Our setup entails a whole bunch of scripts, but the apply script looks like this 
(orion is the production environment, pandium is the shadow):
http://pastebin.com/k4T7deap

The script invokes rman passing rman_recover_database.rcs:

connect target /
run {
    crosscheck archivelog all;
    delete noprompt expired archivelog all;
    catalog start with '/backup/oracle/flash_recovery_area/FROM_PROD/archivelog' 
noprompt;
    recover database;
}

We receive a 1GB archivelog roughly every 20'th minute, depending on the 
workload of the production environment. Apply rate starts out fine with btrfs > 
ext4 > zfs, but ends out with ZFS > ext4 > btrfs. The following numbers are from 
our consumer spinning-platter disk test, but they are equally representable to 
the SSD numbers we got.

Ext4 starts out with a realtime to SCN ratio of about 3.4 and ends down around a 
factor 2.2.

ZFS starts out with a realtime to SCN ratio of about 7.5 and ends down around a 
factor 4.4.

Btrfs starts out with a realtime to SCN ratio of about 2.2 and ends down around 
a factor 0.8. This of course means we will never be able to catch up with 
production, as btrfs can't apply these as fast as they're created.
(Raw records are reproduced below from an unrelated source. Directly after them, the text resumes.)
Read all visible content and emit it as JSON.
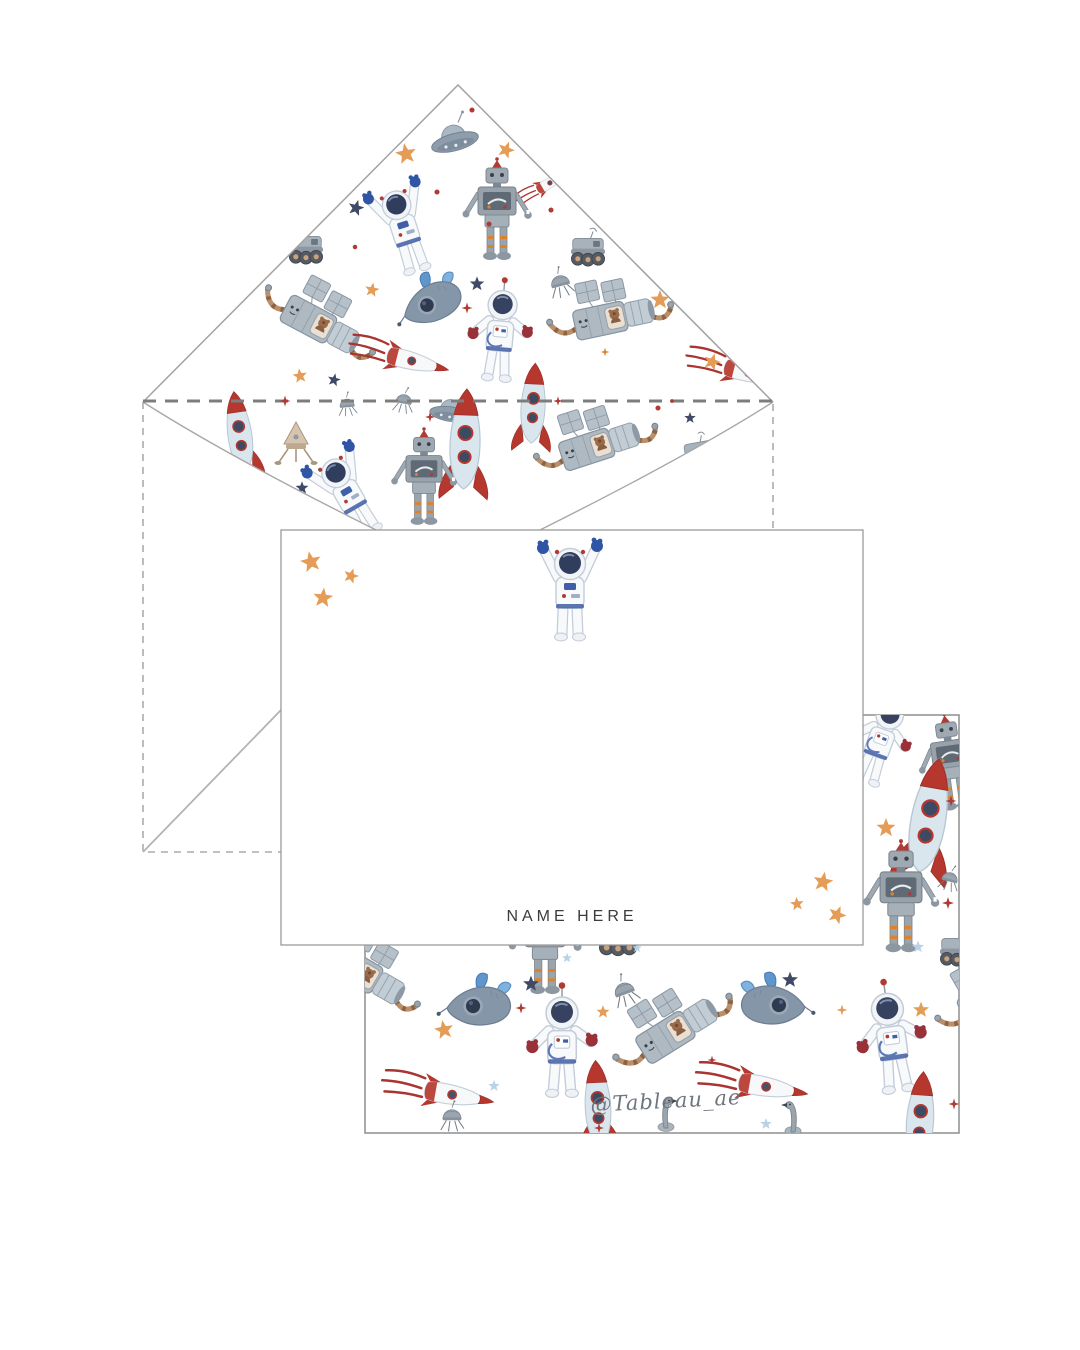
{
  "card_front": {
    "name_label": "NAME HERE"
  },
  "card_back": {
    "signature": "@Tableau_ae"
  },
  "colors": {
    "accent_red": "#b03a34",
    "accent_orange": "#e49c57",
    "navy_star": "#3e4a66",
    "light_blue_star": "#b9d2e6",
    "glove_blue": "#2f55a4",
    "glove_red": "#993139",
    "rocket_red": "#b5372e",
    "outline_gray": "#a8a8a8",
    "name_text": "#3c3c3c",
    "signature_gray": "#6e757d"
  },
  "patterns": {
    "liner": [
      {
        "m": "dot",
        "x": 472,
        "y": 110,
        "s": 0.8,
        "c": "#b03a34"
      },
      {
        "m": "ufo",
        "x": 455,
        "y": 142,
        "s": 1,
        "r": -15
      },
      {
        "m": "star5",
        "x": 406,
        "y": 154,
        "s": 0.55,
        "r": -10,
        "c": "#e49c57"
      },
      {
        "m": "star5",
        "x": 506,
        "y": 150,
        "s": 0.45,
        "r": 20,
        "c": "#e49c57"
      },
      {
        "m": "rocket-striped",
        "x": 548,
        "y": 184,
        "s": 0.55,
        "r": -30
      },
      {
        "m": "dot",
        "x": 437,
        "y": 192,
        "s": 0.8,
        "c": "#b03a34"
      },
      {
        "m": "star5",
        "x": 356,
        "y": 208,
        "s": 0.42,
        "r": 15,
        "c": "#3e4a66"
      },
      {
        "m": "robot",
        "x": 497,
        "y": 218,
        "s": 1
      },
      {
        "m": "astronaut-up",
        "x": 404,
        "y": 228,
        "s": 0.92,
        "r": -18
      },
      {
        "m": "dot",
        "x": 489,
        "y": 224,
        "s": 0.8,
        "c": "#b03a34"
      },
      {
        "m": "dot",
        "x": 551,
        "y": 210,
        "s": 0.8,
        "c": "#b03a34"
      },
      {
        "m": "rover",
        "x": 306,
        "y": 250,
        "s": 0.85
      },
      {
        "m": "rover",
        "x": 588,
        "y": 252,
        "s": 0.85
      },
      {
        "m": "dot",
        "x": 355,
        "y": 247,
        "s": 0.7,
        "c": "#b03a34"
      },
      {
        "m": "sputnik",
        "x": 560,
        "y": 282,
        "s": 0.7,
        "r": -15
      },
      {
        "m": "whale",
        "x": 432,
        "y": 300,
        "s": 1,
        "r": -12
      },
      {
        "m": "star5",
        "x": 477,
        "y": 284,
        "s": 0.38,
        "c": "#3e4a66"
      },
      {
        "m": "star5",
        "x": 372,
        "y": 290,
        "s": 0.38,
        "r": 10,
        "c": "#e49c57"
      },
      {
        "m": "star5",
        "x": 660,
        "y": 300,
        "s": 0.5,
        "c": "#e49c57"
      },
      {
        "m": "star4",
        "x": 467,
        "y": 308,
        "s": 0.5,
        "c": "#b03a34"
      },
      {
        "m": "satellite",
        "x": 316,
        "y": 322,
        "s": 1,
        "r": 28
      },
      {
        "m": "satellite",
        "x": 608,
        "y": 318,
        "s": 1,
        "r": -12
      },
      {
        "m": "astronaut-pat",
        "x": 500,
        "y": 335,
        "s": 1,
        "r": 5
      },
      {
        "m": "rocket-striped",
        "x": 408,
        "y": 360,
        "s": 0.95,
        "r": 14
      },
      {
        "m": "rocket-striped",
        "x": 745,
        "y": 372,
        "s": 0.95,
        "r": 14
      },
      {
        "m": "star5",
        "x": 712,
        "y": 362,
        "s": 0.45,
        "r": 18,
        "c": "#e49c57"
      },
      {
        "m": "star4",
        "x": 605,
        "y": 352,
        "s": 0.4,
        "c": "#d9832e"
      },
      {
        "m": "star5",
        "x": 300,
        "y": 376,
        "s": 0.38,
        "r": -8,
        "c": "#e49c57"
      },
      {
        "m": "star5",
        "x": 334,
        "y": 380,
        "s": 0.34,
        "r": 12,
        "c": "#3e4a66"
      },
      {
        "m": "sputnik",
        "x": 404,
        "y": 400,
        "s": 0.6,
        "r": 10
      },
      {
        "m": "sputnik",
        "x": 347,
        "y": 404,
        "s": 0.55,
        "r": -5
      },
      {
        "m": "ufo",
        "x": 450,
        "y": 414,
        "s": 0.85,
        "r": 8
      },
      {
        "m": "star4",
        "x": 430,
        "y": 417,
        "s": 0.45,
        "c": "#b03a34"
      },
      {
        "m": "rocket-tall",
        "x": 533,
        "y": 408,
        "s": 0.8,
        "r": 3
      },
      {
        "m": "rocket-tall",
        "x": 240,
        "y": 436,
        "s": 0.8,
        "r": -8
      },
      {
        "m": "lander",
        "x": 296,
        "y": 442,
        "s": 1
      },
      {
        "m": "rocket-tall",
        "x": 465,
        "y": 445,
        "s": 1,
        "r": 2
      },
      {
        "m": "satellite",
        "x": 594,
        "y": 446,
        "s": 1,
        "r": -18
      },
      {
        "m": "dot",
        "x": 658,
        "y": 408,
        "s": 0.8,
        "c": "#b03a34"
      },
      {
        "m": "star5",
        "x": 690,
        "y": 418,
        "s": 0.3,
        "c": "#3e4a66"
      },
      {
        "m": "rover",
        "x": 700,
        "y": 455,
        "s": 0.8,
        "r": -10
      },
      {
        "m": "dot",
        "x": 740,
        "y": 430,
        "s": 0.8,
        "c": "#b03a34"
      },
      {
        "m": "astronaut-up",
        "x": 348,
        "y": 494,
        "s": 0.92,
        "r": -30
      },
      {
        "m": "robot",
        "x": 424,
        "y": 485,
        "s": 0.95
      },
      {
        "m": "star5",
        "x": 302,
        "y": 488,
        "s": 0.34,
        "c": "#3e4a66"
      }
    ],
    "fold_accents": [
      {
        "m": "star4",
        "x": 285,
        "y": 401,
        "s": 0.5,
        "c": "#b03a34"
      },
      {
        "m": "star4",
        "x": 558,
        "y": 401,
        "s": 0.42,
        "c": "#b03a34"
      },
      {
        "m": "dot",
        "x": 672,
        "y": 401,
        "s": 0.6,
        "c": "#b03a34"
      }
    ],
    "back_card": [
      {
        "m": "astronaut-pat",
        "x": 880,
        "y": 742,
        "s": 0.95,
        "r": 20
      },
      {
        "m": "robot",
        "x": 952,
        "y": 770,
        "s": 0.95,
        "r": -8
      },
      {
        "m": "rocket-tall",
        "x": 928,
        "y": 822,
        "s": 1.15,
        "r": 10
      },
      {
        "m": "star5",
        "x": 886,
        "y": 828,
        "s": 0.5,
        "c": "#e49c57"
      },
      {
        "m": "star4",
        "x": 951,
        "y": 801,
        "s": 0.5,
        "c": "#b03a34"
      },
      {
        "m": "sputnik",
        "x": 950,
        "y": 878,
        "s": 0.6,
        "r": 15
      },
      {
        "m": "robot",
        "x": 901,
        "y": 906,
        "s": 1.1
      },
      {
        "m": "star4",
        "x": 948,
        "y": 903,
        "s": 0.55,
        "c": "#b03a34"
      },
      {
        "m": "rover",
        "x": 957,
        "y": 952,
        "s": 0.85
      },
      {
        "m": "star5",
        "x": 918,
        "y": 947,
        "s": 0.32,
        "c": "#b9d2e6"
      },
      {
        "m": "satellite",
        "x": 992,
        "y": 996,
        "s": 1,
        "r": -30
      },
      {
        "m": "star5",
        "x": 921,
        "y": 1010,
        "s": 0.42,
        "c": "#e49c57"
      },
      {
        "m": "astronaut-pat",
        "x": 892,
        "y": 1042,
        "s": 1.1,
        "r": -8
      },
      {
        "m": "rocket-tall",
        "x": 920,
        "y": 1122,
        "s": 0.9,
        "r": 4
      },
      {
        "m": "star4",
        "x": 954,
        "y": 1104,
        "s": 0.5,
        "c": "#b03a34"
      },
      {
        "m": "robot",
        "x": 545,
        "y": 950,
        "s": 1.05
      },
      {
        "m": "rover",
        "x": 618,
        "y": 940,
        "s": 0.95
      },
      {
        "m": "star5",
        "x": 567,
        "y": 958,
        "s": 0.26,
        "c": "#b9d2e6"
      },
      {
        "m": "star5",
        "x": 637,
        "y": 948,
        "s": 0.25,
        "c": "#b9d2e6"
      },
      {
        "m": "sputnik",
        "x": 624,
        "y": 990,
        "s": 0.75,
        "r": -20
      },
      {
        "m": "whale",
        "x": 480,
        "y": 1003,
        "s": 1.05,
        "r": 10
      },
      {
        "m": "star5",
        "x": 531,
        "y": 984,
        "s": 0.42,
        "c": "#3e4a66"
      },
      {
        "m": "star4",
        "x": 521,
        "y": 1008,
        "s": 0.5,
        "c": "#b03a34"
      },
      {
        "m": "star5",
        "x": 444,
        "y": 1030,
        "s": 0.5,
        "r": -10,
        "c": "#e49c57"
      },
      {
        "m": "satellite",
        "x": 672,
        "y": 1032,
        "s": 1.05,
        "r": -32
      },
      {
        "m": "star5",
        "x": 603,
        "y": 1012,
        "s": 0.34,
        "c": "#e49c57"
      },
      {
        "m": "astronaut-pat",
        "x": 562,
        "y": 1046,
        "s": 1.1
      },
      {
        "m": "whale",
        "x": 772,
        "y": 1002,
        "s": 1.05,
        "r": -10,
        "f": 1
      },
      {
        "m": "star5",
        "x": 790,
        "y": 980,
        "s": 0.42,
        "c": "#3e4a66"
      },
      {
        "m": "star4",
        "x": 842,
        "y": 1010,
        "s": 0.5,
        "c": "#e49c57"
      },
      {
        "m": "satellite",
        "x": 362,
        "y": 972,
        "s": 1,
        "r": 30
      },
      {
        "m": "rocket-striped",
        "x": 448,
        "y": 1094,
        "s": 1.05,
        "r": 10
      },
      {
        "m": "rocket-striped",
        "x": 762,
        "y": 1086,
        "s": 1.05,
        "r": 10
      },
      {
        "m": "star4",
        "x": 712,
        "y": 1060,
        "s": 0.4,
        "c": "#b03a34"
      },
      {
        "m": "rocket-tall",
        "x": 598,
        "y": 1108,
        "s": 0.85,
        "r": -3
      },
      {
        "m": "goose",
        "x": 664,
        "y": 1112,
        "s": 1
      },
      {
        "m": "goose",
        "x": 795,
        "y": 1116,
        "s": 1,
        "f": 1
      },
      {
        "m": "sputnik",
        "x": 452,
        "y": 1116,
        "s": 0.7
      },
      {
        "m": "star5",
        "x": 494,
        "y": 1086,
        "s": 0.3,
        "c": "#b9d2e6"
      },
      {
        "m": "star5",
        "x": 766,
        "y": 1124,
        "s": 0.3,
        "c": "#b9d2e6"
      },
      {
        "m": "star4",
        "x": 599,
        "y": 1128,
        "s": 0.45,
        "c": "#b03a34"
      }
    ],
    "front_card": [
      {
        "m": "star5",
        "x": 311,
        "y": 562,
        "s": 0.55,
        "r": -12,
        "c": "#e49c57"
      },
      {
        "m": "star5",
        "x": 351,
        "y": 576,
        "s": 0.4,
        "r": 18,
        "c": "#e49c57"
      },
      {
        "m": "star5",
        "x": 323,
        "y": 598,
        "s": 0.52,
        "r": 6,
        "c": "#e49c57"
      },
      {
        "m": "astronaut-up",
        "x": 570,
        "y": 590,
        "s": 1
      },
      {
        "m": "star5",
        "x": 823,
        "y": 882,
        "s": 0.52,
        "r": 10,
        "c": "#e49c57"
      },
      {
        "m": "star5",
        "x": 797,
        "y": 904,
        "s": 0.36,
        "r": -6,
        "c": "#e49c57"
      },
      {
        "m": "star5",
        "x": 837,
        "y": 915,
        "s": 0.48,
        "r": 22,
        "c": "#e49c57"
      }
    ]
  }
}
It was even worse with btrfs on our 10xSSD server, where 20 min. of realtime 
work would end up taking some 5h to get applied (factor 0.06), obviously useless 
to us.

I should point out, that during this process we also had to move some large 
backup sets around and we saw several times btrfs eating massive IO never to 
finish a simple mv command.

I'm inclined to believe we've found some weak corner, perhaps in combination 
with SSD's - but it led us to compare with ext4 and ZFS, and dismiss btrfs for 
this over ZFS as it solves our problem.